The BigFoot project grew from a workshop held in 1996 which was attended by ecologists and scientists of related disciplines, primarily from the Long Term Ecological Research (LTER) Network. The purpose was to explore validation protocols and scaling issues that would lead to an improved understanding of several MODLand products. The BigFoot field sites are also EOS Land Validation Core Sites and are part of the FLUXNET program. The sites have active science programs concentrating on CO2, water vapor, and energy exchange using flux tower measurements. The "footprint" over which gas flux data are collected varies, but is roughly 1 km or less. For the BigFoot analysis, this footprint will be extended to 25 km2 to include multiple 1 km MODIS cells, hence the project name. BigFoot investigators will focus on validation of the MODLand land cover, LAI, FPAR, and NPP products. We will develop fine grain (25 m resolution) surfaces of land cover, LAI, FPAR, and NPP, aggregate these to 1 km resolution, then assess the similarities and differences between these surfaces and the MODLand products.

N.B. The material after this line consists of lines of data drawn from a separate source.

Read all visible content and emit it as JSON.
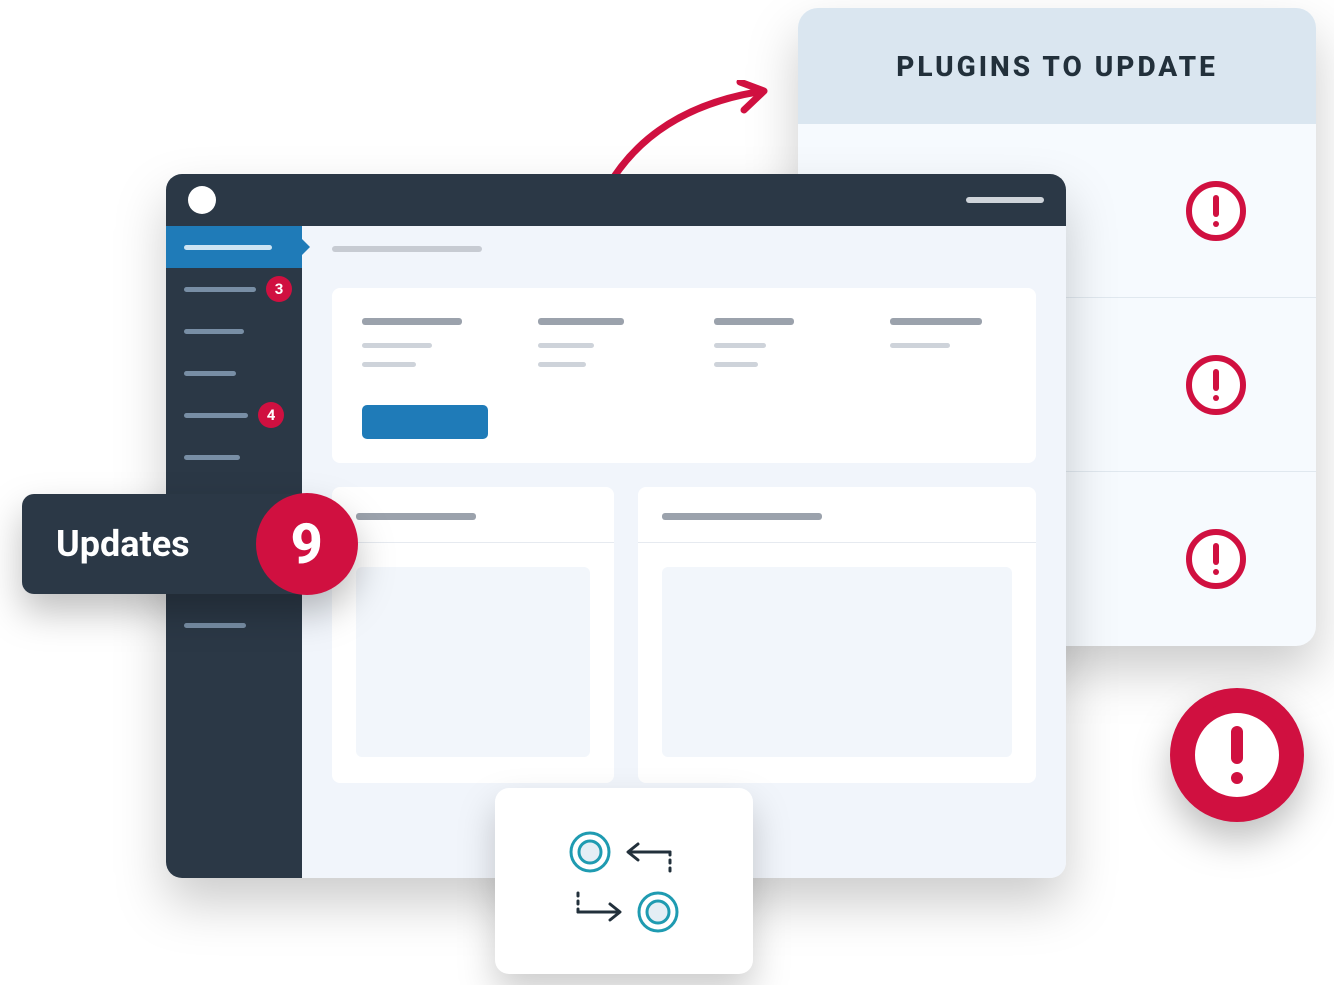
{
  "plugins_panel": {
    "title": "PLUGINS TO UPDATE",
    "rows": 3
  },
  "updates_callout": {
    "label": "Updates",
    "count": "9"
  },
  "sidebar": {
    "badges": {
      "item1": "3",
      "item4": "4"
    }
  },
  "colors": {
    "accent_red": "#d01040",
    "accent_blue": "#1f7bb8",
    "dark": "#2b3846",
    "teal": "#1f9bb1"
  }
}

Our goals, in addition to providing MODLand product validation, are:

We will be working at four field sites: a boreal forest, a tallgrass prairie, a mixed deciduous-conifer forest, and a mixed corn and soybean agricultural system.

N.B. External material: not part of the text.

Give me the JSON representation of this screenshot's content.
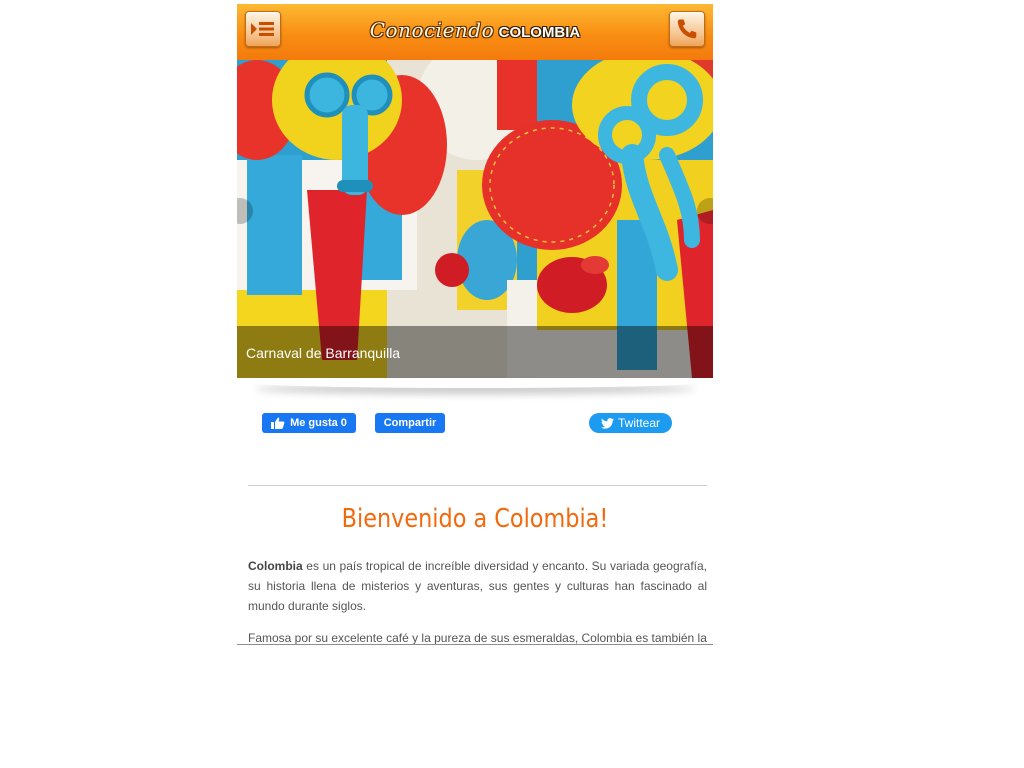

The core BigFoot products will be: field-collected data sets of land cover, LAI, FPAR, NPP, and related variables; and 25 km2 surfaces at 25 m spatial resolution of land cover, LAI, FPAR, and NPP for each site. These surfaces will be developed from field data, Landsat ETM+ imagery, image classification and related statistics, geostatistical analysis, and ecosystem process models. Errors in each data layer will be characterized using independent field data.


Explicit examination of scaling from field measurements, to fine grain (25 m) surfaces, to coarse grain (1 km) MODLand grids is a central theme of BigFoot. The fine grain surfaces will be aggregated to several resolutions, up to 1 km, to determine if there is a grain size above which information loss rapidly increases. Through these analyses, we hope to characterize error due to scaling differences versus error due to algorithm definitions. It is theoretically possible for no single MODIS grid cell to accurately estimate land cover, LAI, FPAR, or NPP, but for multiple cell estimates within and across sites to be accurate. A cross-site comparison of MODLand and BigFoot surfaces will permit us to assess MODLand data product accuracy and gain an understanding of the source of errors at both the site and cross-site level.